Re: The Unknown Vladimir Putin
Some interesting tidbits on Putin by Sharon Tennison, President and Founder of Center for Citizen Initiatives _http://russialist.org/sharon-tennison-russia-report-on-putin/
Some interesting tidbits on Putin by Sharon Tennison, President and Founder of Center for Citizen Initiatives _http://russialist.org/sharon-tennison-russia-report-on-putin/
Excerpt from article said:The year was 1992: It was two years after the implosion of communism; the place was St.Petersburg. For years I had been creating programs to open up relations between the two countries and hopefully to help Soviet people to get beyond their entrenched top-down mentalities. A new program possibility emerged in my head. Since I expected it might require a signature from the Marienskii City Hall, an appointment was made. My friend Volodya Shestakov and I showed up at a side door entrance to the Marienskii building. We found ourselves in a small, dull brown office, facing a rather trim nondescript man in a brown suit. He inquired about my reason for coming in. After scanning the proposal I provided he began asking intelligent questions.
After each of my answers, he asked the next relevant question. I became aware that this interviewer was different from other Soviet bureaucrats who always seemed to fall in to chummy conversations with foreigners with hopes of obtaining bribes in exchange for the Americans’ requests. CCI stood on the principle that we would never, never give bribes. This bureaucrat was open, inquiring, and impersonal in demeanor. After more than an hour of careful questions and answers, he quietly explained that he had tried hard to determine if the proposal was legal, then said that unfortunately at the time it was not. A few good words about the proposal were uttered. That was all. He simply and kindly showed us to the door.

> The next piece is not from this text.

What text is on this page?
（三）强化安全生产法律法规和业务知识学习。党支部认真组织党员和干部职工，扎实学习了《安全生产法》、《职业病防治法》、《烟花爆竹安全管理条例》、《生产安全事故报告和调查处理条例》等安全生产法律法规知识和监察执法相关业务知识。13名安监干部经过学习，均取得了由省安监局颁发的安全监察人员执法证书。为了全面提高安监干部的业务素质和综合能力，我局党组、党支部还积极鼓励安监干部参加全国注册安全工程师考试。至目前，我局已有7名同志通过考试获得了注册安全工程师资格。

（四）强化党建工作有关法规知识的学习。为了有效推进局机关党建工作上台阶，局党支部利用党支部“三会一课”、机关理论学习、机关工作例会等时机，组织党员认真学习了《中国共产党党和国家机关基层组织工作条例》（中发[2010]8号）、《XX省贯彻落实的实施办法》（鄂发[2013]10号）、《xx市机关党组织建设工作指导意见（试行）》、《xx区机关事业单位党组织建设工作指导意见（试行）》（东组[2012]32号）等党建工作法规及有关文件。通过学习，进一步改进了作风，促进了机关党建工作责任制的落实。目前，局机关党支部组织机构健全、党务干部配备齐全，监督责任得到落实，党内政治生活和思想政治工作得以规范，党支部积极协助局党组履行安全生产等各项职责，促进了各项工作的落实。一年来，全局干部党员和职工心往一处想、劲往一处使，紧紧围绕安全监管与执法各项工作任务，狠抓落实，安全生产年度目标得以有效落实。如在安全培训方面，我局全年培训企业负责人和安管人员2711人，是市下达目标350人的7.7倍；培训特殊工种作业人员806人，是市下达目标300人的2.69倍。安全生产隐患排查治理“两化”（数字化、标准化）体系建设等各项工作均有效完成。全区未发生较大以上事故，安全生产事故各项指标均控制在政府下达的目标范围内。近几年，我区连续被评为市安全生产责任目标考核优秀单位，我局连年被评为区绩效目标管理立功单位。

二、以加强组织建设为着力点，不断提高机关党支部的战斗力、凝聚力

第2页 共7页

Out on the sidewalk, I said to my colleague, “Volodya, this is the first time we have ever dealt with a Soviet bureaucrat who didn’t ask us for a trip to the US or something valuable!” I remember looking at his business card in the sunlight–it read Vladimir Vladimirovich Putin.
March 2000: I arrived in St.Petersburg. A Russian friend (a psychologist) since 1983 came for our usual visit. My first question was, “Lena what do you think about your new president?” She laughed and retorted, “Volodya! I went to school with him!” She began to describe Putin as a quiet youngster, poor, fond of martial arts, who stood up for kids being bullied on the playgrounds.
She remembered him as a patriotic youth who applied for the KGB prematurely after graduating secondary school (they sent him away and told him to get an education). He went to law school, later reapplied and was accepted. I must have grimaced at this, because Lena said, “Sharon in those days we all admired the KGB and believed that those who worked there were patriots and were keeping the country safe. We thought it was natural for Volodya to choose this career. My next question was, “What do you think he will do with Yeltsin’s criminals in the Kremlin?” Putting on her psychologist hat, she pondered and replied, “If left to his normal behaviors, he will watch them for a while to be sure what is going on, then he will throw up some flares to let them know that he is watching.
If they don’t respond, he will addres s them personally, then if the behaviors don’t change– some will be in prison in a couple of years.” I congratulated her via email when her predictions began to show up in real time.